It’s been quite an incredible week for the pound, with the currency soaring across the board as a hawkish shift in the Bank of England has seen a rapid repricing of future rate hike expectations, meaning that an increase at the next meeting in November is now odds-on according to the markets. With sterling soaring, it has been a bad week for several major blue-chips who are sensitive to currency moves, with the FTSE 100 falling this morning to its lowest level since the start of May.
BoE doves are turning hawkish
The pound received a further boost this morning with some hawkish comments from Gertan Vlieghe, who is regarded as one of the most dovish members on the MPC. Speaking in London, Vlieghe stated that the appropriate time for a rise in the bank rate might be as early as in the coming months which lends further support to the growing calls for a first interest rate hike in a decade before the year is out. November seems the more likely of the two remaining meetings to see a move, with the release of the quarterly inflation report and scheduled press conference with Governor Carney deemed favourable as it will offer the bank greater opportunity to explain their rationale behind a hike.
Pound rally could have room to run
Predictably these events have provided a major boost to the pound, with sterling on course for its largest weekly gain since 2009. A rise in trade-weighted terms in excess of 3% since Monday reflects the positivity surrounding sterling in the markets and there have in fact only been 4 occasions in the past 4 decades where there has been a larger weekly appreciation.
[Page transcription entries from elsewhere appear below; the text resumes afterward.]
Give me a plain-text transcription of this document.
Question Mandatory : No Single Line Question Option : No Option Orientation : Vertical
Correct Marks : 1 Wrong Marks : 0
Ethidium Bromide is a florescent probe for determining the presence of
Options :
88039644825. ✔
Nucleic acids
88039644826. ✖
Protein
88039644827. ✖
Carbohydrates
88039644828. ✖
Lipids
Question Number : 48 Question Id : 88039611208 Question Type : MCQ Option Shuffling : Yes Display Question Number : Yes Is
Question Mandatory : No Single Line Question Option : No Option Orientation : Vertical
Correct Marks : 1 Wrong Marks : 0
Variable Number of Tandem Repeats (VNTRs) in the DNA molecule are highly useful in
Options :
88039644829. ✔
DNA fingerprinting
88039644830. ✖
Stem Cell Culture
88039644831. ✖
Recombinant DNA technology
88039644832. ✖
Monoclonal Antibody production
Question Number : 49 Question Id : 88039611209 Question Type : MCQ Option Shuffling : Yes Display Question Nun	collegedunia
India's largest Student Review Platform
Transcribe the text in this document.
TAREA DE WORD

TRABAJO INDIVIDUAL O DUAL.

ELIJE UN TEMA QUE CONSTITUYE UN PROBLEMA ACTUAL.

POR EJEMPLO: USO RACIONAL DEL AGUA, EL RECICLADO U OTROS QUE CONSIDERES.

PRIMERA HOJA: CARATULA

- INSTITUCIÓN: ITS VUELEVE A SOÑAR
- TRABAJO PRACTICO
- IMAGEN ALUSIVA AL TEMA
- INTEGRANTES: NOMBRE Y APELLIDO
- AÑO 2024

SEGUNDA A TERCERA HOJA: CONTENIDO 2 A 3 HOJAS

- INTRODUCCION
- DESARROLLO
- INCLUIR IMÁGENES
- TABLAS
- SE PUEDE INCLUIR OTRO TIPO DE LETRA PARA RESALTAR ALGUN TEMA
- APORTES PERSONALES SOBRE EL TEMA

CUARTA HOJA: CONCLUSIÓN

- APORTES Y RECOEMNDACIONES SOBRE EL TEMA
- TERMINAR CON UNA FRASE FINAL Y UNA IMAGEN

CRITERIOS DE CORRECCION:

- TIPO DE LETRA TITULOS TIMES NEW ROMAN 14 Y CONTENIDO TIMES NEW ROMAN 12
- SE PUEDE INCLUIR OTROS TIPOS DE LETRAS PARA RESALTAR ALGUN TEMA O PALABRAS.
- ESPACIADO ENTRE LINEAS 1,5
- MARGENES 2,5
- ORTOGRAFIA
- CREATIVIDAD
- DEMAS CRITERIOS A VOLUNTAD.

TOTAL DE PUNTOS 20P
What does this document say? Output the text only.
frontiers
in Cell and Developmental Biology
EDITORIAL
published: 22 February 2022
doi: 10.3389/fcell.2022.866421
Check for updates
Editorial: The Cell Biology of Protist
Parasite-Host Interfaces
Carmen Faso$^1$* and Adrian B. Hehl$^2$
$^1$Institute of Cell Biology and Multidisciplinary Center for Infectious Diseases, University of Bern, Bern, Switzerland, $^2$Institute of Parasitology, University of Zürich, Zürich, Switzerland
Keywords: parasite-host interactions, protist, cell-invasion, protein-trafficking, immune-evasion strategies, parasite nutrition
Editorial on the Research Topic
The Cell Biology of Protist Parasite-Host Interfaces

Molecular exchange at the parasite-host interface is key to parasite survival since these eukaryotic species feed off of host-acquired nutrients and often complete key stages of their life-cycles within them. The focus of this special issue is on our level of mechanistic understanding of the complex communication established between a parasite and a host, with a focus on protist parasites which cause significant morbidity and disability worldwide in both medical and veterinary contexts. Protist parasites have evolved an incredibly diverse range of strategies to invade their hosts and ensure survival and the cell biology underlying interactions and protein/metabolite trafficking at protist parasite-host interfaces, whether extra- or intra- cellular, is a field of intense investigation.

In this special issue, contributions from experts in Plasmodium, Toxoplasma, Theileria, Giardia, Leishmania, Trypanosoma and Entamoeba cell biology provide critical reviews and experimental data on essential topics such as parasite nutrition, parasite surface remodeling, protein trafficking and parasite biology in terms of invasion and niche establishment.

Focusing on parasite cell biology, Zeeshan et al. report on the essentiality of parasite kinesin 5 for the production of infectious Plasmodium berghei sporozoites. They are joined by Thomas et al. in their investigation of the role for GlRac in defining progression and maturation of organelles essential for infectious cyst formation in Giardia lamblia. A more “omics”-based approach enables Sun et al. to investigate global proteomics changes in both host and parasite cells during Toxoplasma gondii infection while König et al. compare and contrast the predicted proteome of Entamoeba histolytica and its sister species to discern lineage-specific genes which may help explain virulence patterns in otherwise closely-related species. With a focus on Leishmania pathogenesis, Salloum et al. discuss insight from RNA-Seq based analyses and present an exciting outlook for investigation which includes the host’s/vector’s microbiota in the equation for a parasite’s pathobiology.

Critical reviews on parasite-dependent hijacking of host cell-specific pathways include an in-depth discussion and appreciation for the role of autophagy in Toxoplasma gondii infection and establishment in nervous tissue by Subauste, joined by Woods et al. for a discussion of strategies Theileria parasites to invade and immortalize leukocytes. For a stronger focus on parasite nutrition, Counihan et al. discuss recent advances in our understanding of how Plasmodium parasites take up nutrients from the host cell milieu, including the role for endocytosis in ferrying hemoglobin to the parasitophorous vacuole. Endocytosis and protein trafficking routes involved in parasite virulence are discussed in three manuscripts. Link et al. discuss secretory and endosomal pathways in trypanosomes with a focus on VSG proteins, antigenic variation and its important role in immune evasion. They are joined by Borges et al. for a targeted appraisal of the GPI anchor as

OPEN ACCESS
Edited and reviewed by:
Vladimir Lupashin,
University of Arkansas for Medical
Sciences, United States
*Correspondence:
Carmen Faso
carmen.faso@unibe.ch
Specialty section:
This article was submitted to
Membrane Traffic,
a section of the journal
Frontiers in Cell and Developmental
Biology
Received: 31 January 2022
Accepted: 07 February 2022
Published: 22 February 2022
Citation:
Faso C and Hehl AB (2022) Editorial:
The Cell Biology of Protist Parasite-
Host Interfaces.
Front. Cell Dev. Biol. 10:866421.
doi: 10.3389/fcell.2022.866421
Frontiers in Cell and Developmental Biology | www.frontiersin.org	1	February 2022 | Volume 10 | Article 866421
Against the US dollar the pound has now risen to levels not seen since the pound crashed on the day following the Brexit vote last June, and whilst there is still some way to go before the entire losses are recouped, the exchange rate now sits closer to pre-vote levels than the post-vote low.
FTSE falls victim to rising pound
The leading stock benchmark in London has endured a testing week, with the FTSE 100 set to post a significant loss and shedding a further 75 points this morning. The breadth of the selling also doesn’t bode well for the bulls with less than a dozen stocks on the index currently escaping a loss on the day. It is ironic that tomorrow is St. Leger’s day, the horse race which according to the sell-in-May trading adage is when market participants should look to return from their summer hiatus. However, given the damage done this week due to the rise in the pound, even the most bullish of investors will hold a sense of trepidation in looking to buy the benchmark imminently.